Non le difese immunitarie – o non direttamente, come vedremo – ma quelle psicologiche. Non se ne parla in questo periodo, quasi fosse un aspetto marginale e trascurabile.

A dirci che non lo è ci pensa Antonio Quaglietta. Psicologo, counselor e formatore, tre lauree in tasca, molto quotato nel settore in Italia, il 47enne potentino ha appena pubblicato un video – cliccato da migliaia di persone – in cui cerca di spiegare alle persone come comportarsi in questo momento. Il filmato si può guardare all’indirizzo internet https://youtu.be/jGpc8tZl2ng.

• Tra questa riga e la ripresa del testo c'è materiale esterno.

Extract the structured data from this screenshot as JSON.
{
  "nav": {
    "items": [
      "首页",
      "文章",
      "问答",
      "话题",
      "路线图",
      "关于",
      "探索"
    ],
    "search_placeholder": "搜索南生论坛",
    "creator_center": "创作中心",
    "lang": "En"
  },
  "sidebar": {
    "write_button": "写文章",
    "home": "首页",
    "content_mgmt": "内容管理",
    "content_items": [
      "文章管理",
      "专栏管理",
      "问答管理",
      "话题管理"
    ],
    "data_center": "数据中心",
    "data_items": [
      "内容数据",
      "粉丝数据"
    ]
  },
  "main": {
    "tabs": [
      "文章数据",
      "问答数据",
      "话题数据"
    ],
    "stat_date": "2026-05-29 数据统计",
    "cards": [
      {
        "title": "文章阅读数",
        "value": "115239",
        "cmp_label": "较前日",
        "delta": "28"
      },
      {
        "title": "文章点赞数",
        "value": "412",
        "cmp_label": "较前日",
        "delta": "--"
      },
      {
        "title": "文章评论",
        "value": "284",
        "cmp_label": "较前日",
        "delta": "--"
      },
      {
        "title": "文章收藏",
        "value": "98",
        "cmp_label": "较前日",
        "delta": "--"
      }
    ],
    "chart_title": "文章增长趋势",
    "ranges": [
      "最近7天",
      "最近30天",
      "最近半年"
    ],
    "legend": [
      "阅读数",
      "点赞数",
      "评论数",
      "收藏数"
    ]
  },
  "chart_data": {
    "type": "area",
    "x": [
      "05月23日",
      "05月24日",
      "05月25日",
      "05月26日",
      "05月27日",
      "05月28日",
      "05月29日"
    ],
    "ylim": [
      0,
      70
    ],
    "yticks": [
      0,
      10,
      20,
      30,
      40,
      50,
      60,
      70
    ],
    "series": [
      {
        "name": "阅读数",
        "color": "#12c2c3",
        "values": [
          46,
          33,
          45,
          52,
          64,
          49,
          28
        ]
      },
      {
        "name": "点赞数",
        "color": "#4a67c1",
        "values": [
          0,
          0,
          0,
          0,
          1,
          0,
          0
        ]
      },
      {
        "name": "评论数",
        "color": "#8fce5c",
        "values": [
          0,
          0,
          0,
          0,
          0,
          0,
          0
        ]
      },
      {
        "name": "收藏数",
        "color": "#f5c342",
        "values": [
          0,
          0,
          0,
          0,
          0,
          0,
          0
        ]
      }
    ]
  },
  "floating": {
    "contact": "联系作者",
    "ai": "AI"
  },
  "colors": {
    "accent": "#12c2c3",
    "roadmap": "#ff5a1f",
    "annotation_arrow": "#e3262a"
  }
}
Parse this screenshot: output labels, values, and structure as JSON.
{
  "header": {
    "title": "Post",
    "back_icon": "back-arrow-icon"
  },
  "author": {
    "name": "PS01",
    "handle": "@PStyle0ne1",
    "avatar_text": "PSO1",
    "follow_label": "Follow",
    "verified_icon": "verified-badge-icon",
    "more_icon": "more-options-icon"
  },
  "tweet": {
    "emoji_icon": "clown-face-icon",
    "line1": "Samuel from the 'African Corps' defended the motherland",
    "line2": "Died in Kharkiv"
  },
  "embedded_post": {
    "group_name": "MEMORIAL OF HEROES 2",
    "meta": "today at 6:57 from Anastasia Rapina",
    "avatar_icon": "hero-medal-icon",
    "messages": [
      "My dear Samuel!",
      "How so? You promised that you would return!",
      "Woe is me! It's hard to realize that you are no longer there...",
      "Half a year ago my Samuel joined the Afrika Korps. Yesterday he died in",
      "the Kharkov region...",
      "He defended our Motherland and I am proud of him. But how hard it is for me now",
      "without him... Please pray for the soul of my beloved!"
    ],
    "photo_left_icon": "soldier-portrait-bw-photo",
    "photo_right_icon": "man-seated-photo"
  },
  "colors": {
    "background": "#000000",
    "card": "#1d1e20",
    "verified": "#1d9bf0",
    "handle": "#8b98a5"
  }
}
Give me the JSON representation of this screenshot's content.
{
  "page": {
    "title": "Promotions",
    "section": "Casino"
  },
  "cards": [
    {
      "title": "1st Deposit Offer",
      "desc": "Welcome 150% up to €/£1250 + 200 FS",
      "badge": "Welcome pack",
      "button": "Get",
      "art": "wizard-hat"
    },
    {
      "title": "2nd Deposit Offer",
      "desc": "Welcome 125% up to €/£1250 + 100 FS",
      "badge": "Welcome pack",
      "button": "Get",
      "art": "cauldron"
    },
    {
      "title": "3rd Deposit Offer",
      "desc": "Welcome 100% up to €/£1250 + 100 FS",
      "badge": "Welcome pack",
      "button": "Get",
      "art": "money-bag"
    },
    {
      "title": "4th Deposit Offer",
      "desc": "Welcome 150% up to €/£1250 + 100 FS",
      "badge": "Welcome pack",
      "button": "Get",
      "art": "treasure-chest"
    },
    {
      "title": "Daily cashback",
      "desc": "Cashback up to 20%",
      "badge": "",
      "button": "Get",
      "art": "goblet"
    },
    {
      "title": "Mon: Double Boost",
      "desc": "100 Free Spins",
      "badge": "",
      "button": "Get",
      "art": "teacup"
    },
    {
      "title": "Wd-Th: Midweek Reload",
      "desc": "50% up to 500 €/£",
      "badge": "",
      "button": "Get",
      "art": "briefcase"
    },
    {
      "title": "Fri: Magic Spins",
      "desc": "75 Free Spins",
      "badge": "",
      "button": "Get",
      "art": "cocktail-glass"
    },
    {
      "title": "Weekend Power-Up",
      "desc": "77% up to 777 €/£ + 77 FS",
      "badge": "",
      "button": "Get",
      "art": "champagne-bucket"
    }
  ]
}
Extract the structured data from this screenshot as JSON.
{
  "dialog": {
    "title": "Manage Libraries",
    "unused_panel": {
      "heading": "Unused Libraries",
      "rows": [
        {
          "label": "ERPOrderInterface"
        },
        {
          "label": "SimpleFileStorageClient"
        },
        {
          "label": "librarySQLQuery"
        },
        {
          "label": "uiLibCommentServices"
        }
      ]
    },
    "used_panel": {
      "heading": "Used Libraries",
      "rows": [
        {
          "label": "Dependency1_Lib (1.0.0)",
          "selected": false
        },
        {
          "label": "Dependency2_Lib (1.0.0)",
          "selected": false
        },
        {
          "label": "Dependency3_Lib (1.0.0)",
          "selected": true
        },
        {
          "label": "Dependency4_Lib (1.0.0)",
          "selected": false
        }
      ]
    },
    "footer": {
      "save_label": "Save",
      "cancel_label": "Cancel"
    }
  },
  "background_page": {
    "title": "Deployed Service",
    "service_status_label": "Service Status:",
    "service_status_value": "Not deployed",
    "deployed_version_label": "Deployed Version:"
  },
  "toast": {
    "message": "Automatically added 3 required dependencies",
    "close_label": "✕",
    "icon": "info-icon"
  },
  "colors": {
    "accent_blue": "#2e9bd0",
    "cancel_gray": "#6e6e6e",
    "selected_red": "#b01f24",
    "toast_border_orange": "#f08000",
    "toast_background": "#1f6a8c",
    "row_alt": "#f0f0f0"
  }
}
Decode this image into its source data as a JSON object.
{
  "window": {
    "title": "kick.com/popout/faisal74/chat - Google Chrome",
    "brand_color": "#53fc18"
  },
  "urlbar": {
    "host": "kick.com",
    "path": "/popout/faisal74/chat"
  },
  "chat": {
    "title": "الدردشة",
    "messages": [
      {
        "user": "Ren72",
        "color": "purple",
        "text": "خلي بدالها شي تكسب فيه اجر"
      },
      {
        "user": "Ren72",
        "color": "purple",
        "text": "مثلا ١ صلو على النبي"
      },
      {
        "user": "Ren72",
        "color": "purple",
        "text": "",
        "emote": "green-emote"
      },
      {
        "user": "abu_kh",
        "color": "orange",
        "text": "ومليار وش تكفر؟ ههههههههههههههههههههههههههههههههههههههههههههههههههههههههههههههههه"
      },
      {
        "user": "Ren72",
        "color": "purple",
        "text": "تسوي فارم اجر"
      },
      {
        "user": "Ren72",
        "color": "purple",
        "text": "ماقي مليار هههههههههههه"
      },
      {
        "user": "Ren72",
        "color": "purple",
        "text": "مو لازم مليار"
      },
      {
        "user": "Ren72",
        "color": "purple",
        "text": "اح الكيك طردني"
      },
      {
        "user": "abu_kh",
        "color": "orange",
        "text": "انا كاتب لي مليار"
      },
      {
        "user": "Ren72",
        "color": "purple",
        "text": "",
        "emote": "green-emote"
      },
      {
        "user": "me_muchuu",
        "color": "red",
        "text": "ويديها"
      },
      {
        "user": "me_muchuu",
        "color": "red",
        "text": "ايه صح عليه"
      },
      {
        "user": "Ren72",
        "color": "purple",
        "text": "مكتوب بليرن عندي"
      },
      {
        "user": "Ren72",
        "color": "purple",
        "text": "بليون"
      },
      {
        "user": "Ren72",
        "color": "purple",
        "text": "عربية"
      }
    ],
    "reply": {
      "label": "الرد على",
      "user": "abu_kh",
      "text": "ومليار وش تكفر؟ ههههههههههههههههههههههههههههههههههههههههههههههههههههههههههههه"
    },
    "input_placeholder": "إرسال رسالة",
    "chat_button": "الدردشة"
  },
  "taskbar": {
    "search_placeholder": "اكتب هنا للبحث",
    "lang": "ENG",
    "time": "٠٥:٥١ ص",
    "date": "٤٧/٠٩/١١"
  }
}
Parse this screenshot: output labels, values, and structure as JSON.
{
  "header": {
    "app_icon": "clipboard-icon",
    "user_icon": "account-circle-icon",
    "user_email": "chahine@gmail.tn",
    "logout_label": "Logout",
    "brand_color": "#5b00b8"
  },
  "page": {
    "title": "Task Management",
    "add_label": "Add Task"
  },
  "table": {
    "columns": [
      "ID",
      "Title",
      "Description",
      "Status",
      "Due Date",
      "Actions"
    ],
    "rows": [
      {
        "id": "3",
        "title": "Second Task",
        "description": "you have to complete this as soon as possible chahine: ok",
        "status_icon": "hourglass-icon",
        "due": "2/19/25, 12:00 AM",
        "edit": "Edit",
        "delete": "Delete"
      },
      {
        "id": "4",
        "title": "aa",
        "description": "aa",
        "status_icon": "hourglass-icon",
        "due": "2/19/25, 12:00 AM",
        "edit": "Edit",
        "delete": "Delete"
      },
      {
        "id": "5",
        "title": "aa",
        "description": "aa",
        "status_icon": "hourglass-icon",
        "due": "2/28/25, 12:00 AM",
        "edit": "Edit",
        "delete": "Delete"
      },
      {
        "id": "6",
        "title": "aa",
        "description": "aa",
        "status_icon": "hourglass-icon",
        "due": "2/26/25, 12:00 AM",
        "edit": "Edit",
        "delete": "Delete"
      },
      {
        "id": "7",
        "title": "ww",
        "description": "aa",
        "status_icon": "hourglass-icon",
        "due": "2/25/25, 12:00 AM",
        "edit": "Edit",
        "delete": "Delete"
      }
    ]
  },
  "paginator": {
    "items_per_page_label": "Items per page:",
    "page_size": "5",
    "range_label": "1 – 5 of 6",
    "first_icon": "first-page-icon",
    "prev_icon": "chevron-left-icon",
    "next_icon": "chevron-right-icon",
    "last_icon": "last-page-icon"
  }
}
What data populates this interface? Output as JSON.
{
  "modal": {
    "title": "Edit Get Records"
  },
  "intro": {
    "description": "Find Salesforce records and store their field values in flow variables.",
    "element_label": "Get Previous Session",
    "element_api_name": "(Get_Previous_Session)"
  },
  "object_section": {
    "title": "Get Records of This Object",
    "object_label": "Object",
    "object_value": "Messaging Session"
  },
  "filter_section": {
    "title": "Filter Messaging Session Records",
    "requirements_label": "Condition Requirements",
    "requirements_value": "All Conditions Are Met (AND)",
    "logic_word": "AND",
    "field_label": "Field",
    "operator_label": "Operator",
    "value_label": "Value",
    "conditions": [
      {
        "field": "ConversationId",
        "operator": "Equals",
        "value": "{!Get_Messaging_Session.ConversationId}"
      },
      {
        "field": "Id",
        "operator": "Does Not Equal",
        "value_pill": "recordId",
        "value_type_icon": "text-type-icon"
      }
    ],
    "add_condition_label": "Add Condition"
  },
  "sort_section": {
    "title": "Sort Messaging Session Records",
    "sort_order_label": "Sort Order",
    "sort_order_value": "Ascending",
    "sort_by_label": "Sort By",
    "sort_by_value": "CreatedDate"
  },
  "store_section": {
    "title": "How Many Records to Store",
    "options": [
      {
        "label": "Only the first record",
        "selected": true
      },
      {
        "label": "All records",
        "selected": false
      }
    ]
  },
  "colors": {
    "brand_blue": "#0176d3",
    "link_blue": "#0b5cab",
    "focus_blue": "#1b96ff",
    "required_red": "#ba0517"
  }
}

«Nel video – dice Quaglietta – mostro gli effetti del panico sia in termini di emozioni (paura, rabbia, impotenza) sia di effetti sul fisico (produzione di cortisolo, il cosiddetto ormone dello stress che incide pesantemente sul sistema immunitario). Do piccole strategie per mantenere la calma, spiegando perché rischiamo di andare nel panico: la sovraesposizione mediatica, le notizie contrastanti e soprattutto il bombardamento di immagini».

Ha riscontri, in questi giorni di emergenza sanitaria, dalle persone che assiste?
«Assolutamente sì. Le persone che ho visto questa settimana, un campione di circa trenta persone che stanno lavorando su altre difficoltà personali, nel 90 per cento dei casi hanno cominciato parlando del coronavirus e per buona parte del colloquio siamo rimasti sulle emozioni che genera».

E cosa emerge?
«Innanzitutto contattano paure che non avevano da tempo: per la prima volta si sentono assolutamente impotenti e totalmente privi di controllo. Soprattutto le persone con stile fobico e ossessivo, cioè che tendono alla paura oppure all’ordine e al controllo, stanno subendo contraccolpi fortissimi: si sentono in una situazione di assoluto pericolo e di assoluta impotenza».

E invece le persone che non sono fobiche od ossessive?
«Il contraccolpo varia d’intensità. La persona che non ha tendenze fobiche e ossessive, diciamo pessimistiche per intenderci, comincia a parlare di “seria preoccupazione”. Persone che hanno già la tendenza a vedere più il problema che la soluzione, rischiano di andare fuori controllo».

Che significa «andare fuori controllo»?
«Vuol dire attivare comportamenti che non avrebbero solitamente, che poi sono quelli che vediamo, come saccheggiare i supermercati, ad esempio. Ci sono persone che, mi hanno detto, iniziano ad avere paura che finisca l’amuchina. Una paura irrazionale. Però, la vivono come pericolo reale».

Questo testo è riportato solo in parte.